Dieser Gag ging nach hinten los!

Geschmacklos: Polnisches Label verkauft Hitler-Socken: Dieser Gag ging nach hinten los!
Quelle: marillionqueen/Instagram

Ob bunt gestreift, wild gemustert oder mit witzigen Motiven: Socken, die aus der Reihe tanzen, sind einfach cool. Die polnische Firma „Nanushki“, die ebenfalls ausgefallene Strümpfe verkauft, ging mit einem Modell zu weit und stößt hierzulande auf große Kritik.

Laut Produkttext ist die neue Sockenfigur des polnischen Labels ein „kluger Stratege“ und „geborener Führer“, der den Auftrag hat „die Sockenschublade zu überwachen“. „In seiner Freizeit entwirft und zeichnet er einen Plan, um die Welt zu eroberbern.“ Na, klingelt’s? Die Rede ist von keinem Geringeren als Adolf Hitler. Und als wäre diese prägnante Beschreibung und das Design mit unverkennbarem Seitenscheitel und Bärtchen nicht schon provokativ genug, heißt das Sockenmodell auch „Adolf“.

Die Kritik kommt prompt. Sowohl die Betreiber des Auschwitz-Museums, als auch der Sprecher der Gedenkstätte des KZ Stutthof zeigen sich im Netz empört. Laut Mirrorverkündet der Sprecher, dass es den Herstellern der Socken an Sensibilität und Respekt mangelt und eine Figur wie Hitler keinesfalls in die Popkultur gehöre.

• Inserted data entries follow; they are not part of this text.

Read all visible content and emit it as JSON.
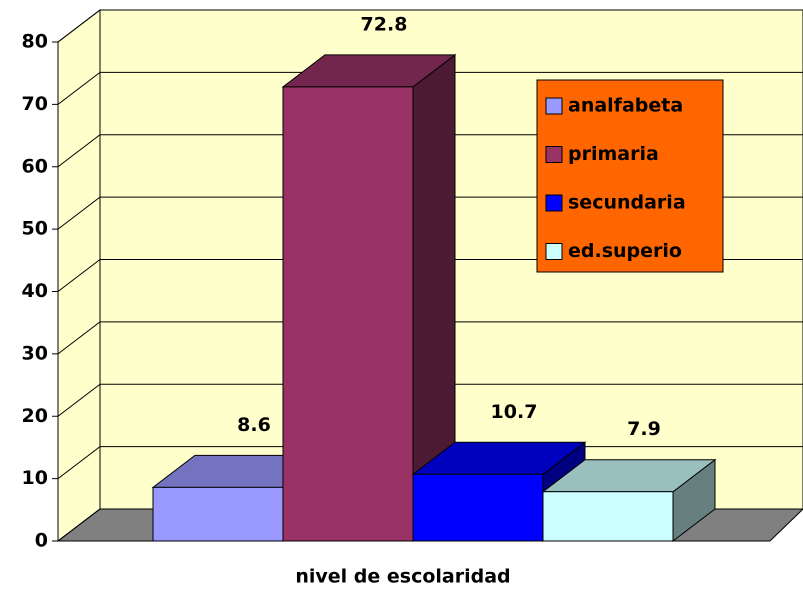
{
  "chart_data": {
    "type": "bar3d",
    "x_label": "nivel de escolaridad",
    "series": [
      {
        "name": "analfabeta",
        "color": "#9999ff",
        "values": [
          8.6
        ]
      },
      {
        "name": "primaria",
        "color": "#993366",
        "values": [
          72.8
        ]
      },
      {
        "name": "secundaria",
        "color": "#0000ff",
        "values": [
          10.7
        ]
      },
      {
        "name": "ed.superio",
        "color": "#ccffff",
        "values": [
          7.9
        ]
      }
    ],
    "ylim": [
      0,
      80
    ],
    "yticks": [
      0,
      10,
      20,
      30,
      40,
      50,
      60,
      70,
      80
    ],
    "grid": true,
    "legend": "upper right",
    "wall_color": "#ffffcc",
    "floor_color": "#808080",
    "legend_color": "#ff6600"
  }
}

Nanushki reagiert auf den Shitstorm und ändert Namen und Produktbeschreibung der Strümpfe. Nun handelt es sich bei dem Mann mit dem kleinen Schnauzer um „Patrick“, den Finanzminister. Der ursprüngliche Text sollte Hitler satirisch und ironisch darstellen, teilt Nanushki dem Mirror mit.